Tadeusz Mazowiecki, Poland’s prime minister-designate, has spent more than 30 years defying the Communist party as a writer, parliamentarian, teacher and strike organizer. A reserved and bookish Roman Catholic intellectual, he lacks the charisma of shipyard electrician Lech Walesa. But the two men formed a close friendship during the Baltic strikes that spawned Solidarity in August, 1980, and Walesa calls him “a man of grand scale.” Mazowiecki is less sanguine about his ability to lead the country out of its economic morass. “I fear many things, but were I only to have fears I would be a total pessimist,” he said after a meeting last week with President Wojciech Jaruzelski. “Somebody must still try.”

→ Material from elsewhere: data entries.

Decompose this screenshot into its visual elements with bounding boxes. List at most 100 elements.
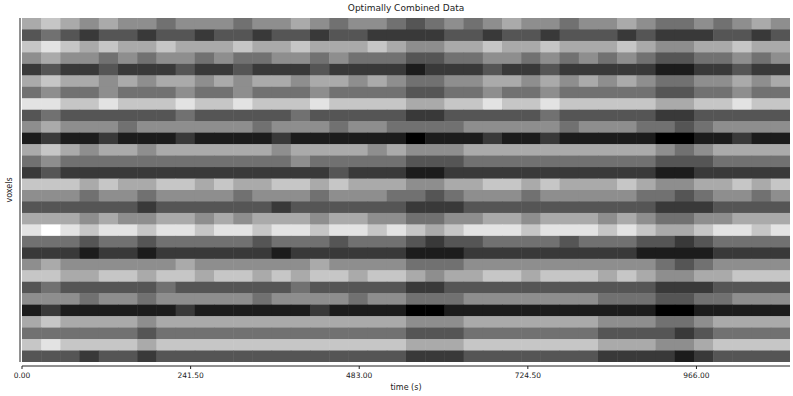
cell	[329, 236, 349, 248]
cell	[771, 247, 790, 259]
cell	[771, 110, 790, 122]
cell	[60, 328, 80, 340]
cell	[540, 328, 560, 340]
cell	[214, 316, 234, 328]
cell	[464, 339, 484, 351]
cell	[521, 75, 541, 87]
cell	[598, 29, 618, 41]
cell	[521, 224, 541, 236]
cell	[425, 305, 445, 317]
cell	[598, 282, 618, 294]
cell	[406, 270, 426, 282]
cell	[617, 98, 637, 110]
cell	[252, 167, 272, 179]
cell	[233, 305, 253, 317]
cell	[368, 282, 388, 294]
cell	[464, 144, 484, 156]
cell	[598, 201, 618, 213]
cell	[310, 282, 330, 294]
cell	[483, 351, 503, 362]
cell	[118, 224, 138, 236]
cell	[579, 224, 599, 236]
cell	[214, 75, 234, 87]
cell	[579, 282, 599, 294]
cell	[60, 98, 80, 110]
cell	[579, 156, 599, 168]
cell	[579, 328, 599, 340]
cell	[617, 201, 637, 213]
cell	[444, 156, 464, 168]
cell	[464, 224, 484, 236]
cell	[387, 213, 407, 225]
cell	[233, 282, 253, 294]
cell	[387, 247, 407, 259]
cell	[540, 305, 560, 317]
cell	[502, 270, 522, 282]
cell	[540, 87, 560, 99]
cell	[521, 213, 541, 225]
cell	[118, 190, 138, 202]
cell	[771, 270, 790, 282]
cell	[195, 316, 215, 328]
cell	[137, 156, 157, 168]
cell	[233, 87, 253, 99]
cell	[675, 247, 695, 259]
cell	[732, 282, 752, 294]
cell	[771, 75, 790, 87]
cell	[732, 339, 752, 351]
cell	[80, 133, 100, 145]
x-tick	[22, 366, 23, 369]
cell	[310, 316, 330, 328]
cell	[579, 247, 599, 259]
cell	[444, 201, 464, 213]
cell	[598, 87, 618, 99]
cell	[406, 190, 426, 202]
cell	[22, 282, 42, 294]
cell	[579, 52, 599, 64]
x-tick-label: 241.50	[177, 371, 203, 380]
cell	[195, 282, 215, 294]
cell	[348, 190, 368, 202]
cell	[444, 121, 464, 133]
cell	[656, 18, 676, 30]
cell	[752, 167, 772, 179]
cell	[444, 339, 464, 351]
cell	[368, 236, 388, 248]
cell	[406, 259, 426, 271]
cell	[387, 270, 407, 282]
cell	[22, 98, 42, 110]
cell	[233, 167, 253, 179]
cell	[694, 87, 714, 99]
cell	[444, 98, 464, 110]
cell	[675, 201, 695, 213]
cell	[156, 121, 176, 133]
cell	[368, 156, 388, 168]
cell	[41, 87, 61, 99]
cell	[675, 351, 695, 362]
cell	[636, 98, 656, 110]
cell	[560, 98, 580, 110]
cell	[137, 328, 157, 340]
cell	[233, 270, 253, 282]
cell	[540, 52, 560, 64]
cell	[483, 270, 503, 282]
cell	[483, 259, 503, 271]
cell	[406, 236, 426, 248]
cell	[598, 75, 618, 87]
cell	[444, 293, 464, 305]
cell	[329, 201, 349, 213]
cell	[195, 133, 215, 145]
cell	[464, 156, 484, 168]
cell	[195, 328, 215, 340]
cell	[368, 190, 388, 202]
cell	[195, 41, 215, 53]
cell	[22, 213, 42, 225]
cell	[694, 339, 714, 351]
cell	[444, 259, 464, 271]
cell	[598, 247, 618, 259]
cell	[22, 247, 42, 259]
cell	[272, 144, 292, 156]
cell	[387, 339, 407, 351]
cell	[713, 201, 733, 213]
cell	[291, 98, 311, 110]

A law school graduate and a journalist by profession, the 62-year-old Mazowiecki seems to prefer writing to politics. Unlike
other senior Solidarity advisers, he did not run for parliament last June but instead reopened Tygodnik Solidamosc, the weekly magazine he had edited until it was banned under martial law in December, 1981. However, he has 10 years of parliamentary experience dating back to the 1960s, when he served as a deputy for a small Catholic opposition group. During that time he also edited the Catholic monthly Wiez, in which he published authors banned by the Communist regime.
Communist authorities barred Mazowiecki from running for parliament in 1972 after he pressed in vain for a government inquiry into the army slayings of dozens of striking shipyard workers. He aroused official anger again in the late 1970s by helping to organize the so-called Flying University, in which leading academics gave clandestine lectures outside the Communist-run education system. And he was among the first of Walesa’s advisers to be imprisoned when martial law was declared.

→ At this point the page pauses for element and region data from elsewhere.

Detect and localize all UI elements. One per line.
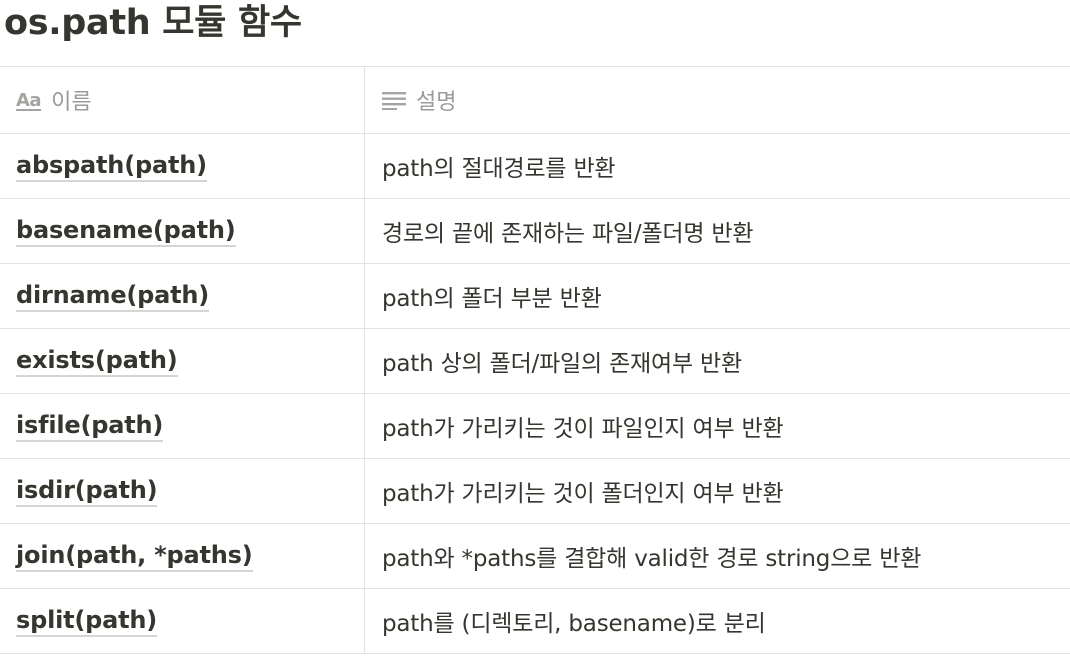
- description-cell[interactable]: path를 (디렉토리, basename)로 분리: [365, 589, 1070, 653]
- table-row[interactable]: dirname(path) path의 폴더 부분 반환: [0, 264, 1070, 329]
- description-text: path와 *paths를 결합해 valid한 경로 string으로 반환: [382, 546, 922, 572]
- table-row[interactable]: isdir(path) path가 가리키는 것이 폴더인지 여부 반환: [0, 459, 1070, 524]
- table-row[interactable]: abspath(path) path의 절대경로를 반환: [0, 134, 1070, 199]
- lines-text-icon: [382, 90, 406, 110]
- description-text: path 상의 폴더/파일의 존재여부 반환: [382, 351, 742, 377]
- column-header-description[interactable]: 설명: [365, 67, 1070, 133]
- table-row[interactable]: basename(path) 경로의 끝에 존재하는 파일/폴더명 반환: [0, 199, 1070, 264]
- description-cell[interactable]: 경로의 끝에 존재하는 파일/폴더명 반환: [365, 199, 1070, 263]
- function-name-link[interactable]: isdir(path): [16, 475, 158, 507]
- description-cell[interactable]: path 상의 폴더/파일의 존재여부 반환: [365, 329, 1070, 393]
- function-name-link[interactable]: split(path): [16, 605, 157, 637]
- description-cell[interactable]: path가 가리키는 것이 폴더인지 여부 반환: [365, 459, 1070, 523]
- table-row[interactable]: isfile(path) path가 가리키는 것이 파일인지 여부 반환: [0, 394, 1070, 459]
- description-text: 경로의 끝에 존재하는 파일/폴더명 반환: [382, 221, 754, 247]
- column-header-label: 설명: [416, 90, 457, 115]
- function-name-link[interactable]: dirname(path): [16, 280, 209, 312]
- description-cell[interactable]: path가 가리키는 것이 파일인지 여부 반환: [365, 394, 1070, 458]
- description-text: path의 절대경로를 반환: [382, 156, 616, 182]
- name-cell[interactable]: split(path): [0, 589, 365, 653]
- description-text: path의 폴더 부분 반환: [382, 286, 602, 312]
- page-title: os.path 모듈 함수: [4, 3, 302, 43]
- text-aa-icon: Aa: [16, 89, 42, 111]
- function-name-link[interactable]: exists(path): [16, 345, 178, 377]
- name-cell[interactable]: abspath(path): [0, 134, 365, 198]
- name-cell[interactable]: isdir(path): [0, 459, 365, 523]
- table-row[interactable]: split(path) path를 (디렉토리, basename)로 분리: [0, 589, 1070, 654]
- function-name-link[interactable]: join(path, *paths): [16, 540, 253, 572]
- name-cell[interactable]: basename(path): [0, 199, 365, 263]
- functions-table: Aa 이름 설명 abspath(path) path의 절대경로를 반환 ba: [0, 66, 1070, 654]
- function-name-link[interactable]: abspath(path): [16, 150, 207, 182]
- description-cell[interactable]: path의 절대경로를 반환: [365, 134, 1070, 198]
- name-cell[interactable]: isfile(path): [0, 394, 365, 458]
- column-header-label: 이름: [51, 90, 92, 115]
- description-cell[interactable]: path의 폴더 부분 반환: [365, 264, 1070, 328]
- name-cell[interactable]: join(path, *paths): [0, 524, 365, 588]
- table-row[interactable]: exists(path) path 상의 폴더/파일의 존재여부 반환: [0, 329, 1070, 394]
- description-cell[interactable]: path와 *paths를 결합해 valid한 경로 string으로 반환: [365, 524, 1070, 588]
- table-header-row: Aa 이름 설명: [0, 67, 1070, 134]
- description-text: path를 (디렉토리, basename)로 분리: [382, 611, 766, 637]
- function-name-link[interactable]: basename(path): [16, 215, 236, 247]
- description-text: path가 가리키는 것이 파일인지 여부 반환: [382, 416, 784, 442]
- name-cell[interactable]: dirname(path): [0, 264, 365, 328]
- description-text: path가 가리키는 것이 폴더인지 여부 반환: [382, 481, 784, 507]
- function-name-link[interactable]: isfile(path): [16, 410, 163, 442]
- column-header-name[interactable]: Aa 이름: [0, 67, 365, 133]
- table-row[interactable]: join(path, *paths) path와 *paths를 결합해 val…: [0, 524, 1070, 589]
- name-cell[interactable]: exists(path): [0, 329, 365, 393]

Although Mazowiecki spent a year in an internment camp, he is not a radical. The Rev. Henryk Jankowski, a priest who knows him
well, described his style as “wise, sensible, cautious in operation.” But Mazowiecki earned the open admiration of activists at all five shipyards in Gdansk—and the respect of then-interior Minister Czeslaw Kiszczak—by acting as conciliator between Walesa and the government during a 1988 strike. Those contacts led to “round-table” talks that produced the historic agreement legalizing Solidarity and allowing it to participate in the June parliamentary elections.
Mazowiecki has been endorsed by Polishbom Pope John Paul II and Josef Cardinal Glemp, the head of Poland’s powerful Roman Catholic church. But Kiszczak, the Communist who stepped down in favor of a Solidarity premier, may prove to be a more valuable ally as the first non-Communist government in postwar Poland wrestles with the nation's staggering economic problems and an entrenched Communist bureaucracy.